In Tennessee, hundreds of protesters marched to the state Capitol in Nashville on Wednesday as lawmakers unveiled a gerrymandered congressional map that could see Republicans take control of all nine of Tennessee’s U.S. House seats. The General Assembly is expected to vote on the new map as soon as today. This comes after Tennessee lawmakers repealed their state’s longstanding ban on mid-decade redistricting and after the recent Supreme Court ruling gutting the Voting Rights Act set off a scramble by Southern states to gerrymander congressional districts ahead of November’s midterm elections.
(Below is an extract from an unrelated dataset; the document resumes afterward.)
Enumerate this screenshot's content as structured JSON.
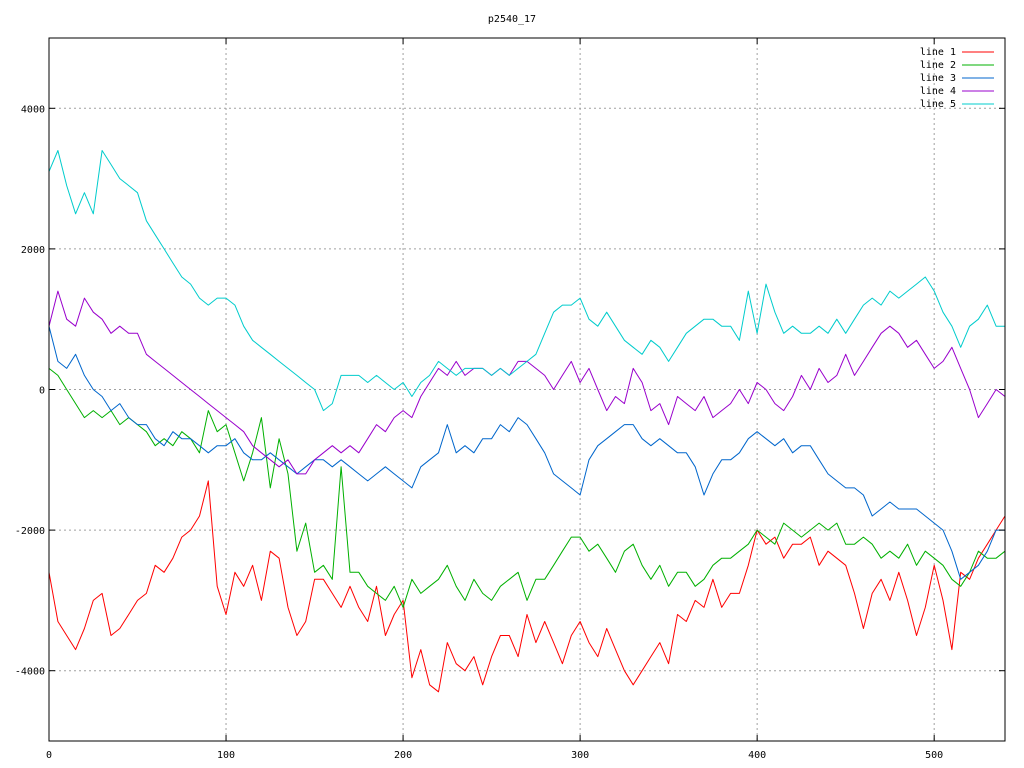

The FBI searched the Portsmouth, Virginia, office of state Senator L. Louise Lucas, the Democratic president pro tempore of the Virginia Senate, on Wednesday. A marijuana dispensary she co-owns, located near her office, was also raided. Authorities, speaking to The Washington Post, said the probe involved allegations of bribery related to the cannabis dispensary. Lucas has not been charged and was sent back home. Lucas cast the raid as political intimidation and linked it to her role leading Virginia’s redistricting effort earlier this month. In a statement, she said, “What we saw fits a clear pattern from this administration; when challenged, they try to intimidate and silence the voices who stand up to them.”
The FBI has reportedly launched a criminal leak investigation focusing on Atlantic journalist Sarah Fitzpatrick, who wrote a detailed story last month reporting that FBI Director Kash Patel’s alleged excessive drinking and erratic behavior had caused deep concern among agency officials. Investigations into leaks typically target government officials suspected of disclosing classified material, not the reporters who receive and publish it. The FBI is denying that it’s investigating Sarah Fitzpatrick. This comes as Fitzpatrick’s latest piece details how Kash Patel has been reportedly traveling with a supply of personalized branded bourbon, engraved with the words “Kash Patel FBI Director.”
U.S. Commerce Secretary Howard Lutnick was grilled by the House Oversight Committee for more than four hours Wednesday in a closed-door hearing about his ties to the late convicted sex offender Jeffrey Epstein. Justice Department email records showed the two were in contact years after Lutnick claimed to have severed ties in 2005. Democrats accused Lutnick of being evasive and changing his story. This is Democratic Congressmember Yassamin Ansari.
Rep. Yassamin Ansari: “After what we have seen so far in this transcribed interview, I feel comfortable saying that Howard Lutnick is a pathological liar who is enabling the most egregious cover-up in American history.”
A federal judge released a purported suicide note from Epstein on Wednesday, discovered by his former cellmate, who said he found it tucked inside a book in their shared cell following Epstein’s first unsuccessful suicide attempt in July 2019. He was found dead weeks later. Meanwhile, a Guardian investigation revealed that billionaire Leon Black, who faces a civil lawsuit accusing him of raping a teenage girl inside Epstein’s New York townhouse in 2002, privately reached out to a federal judge to raise doubts about his accuser’s claims. The judge later reversed a $2.5 million award previously granted to the accuser. In an exclusive statement to The Guardian, the accuser, known as Jane Doe, said, “Justice is not always blind. It is often shaped by power, access, and who is able to withstand the process. I am still here. And I am not done.”
And in related news, President Trump asked a federal appeals court Tuesday to pause its ruling rejecting his challenge to E. Jean Carroll’s $83 million defamation case against him, clearing the way for Trump to appeal to the Supreme Court.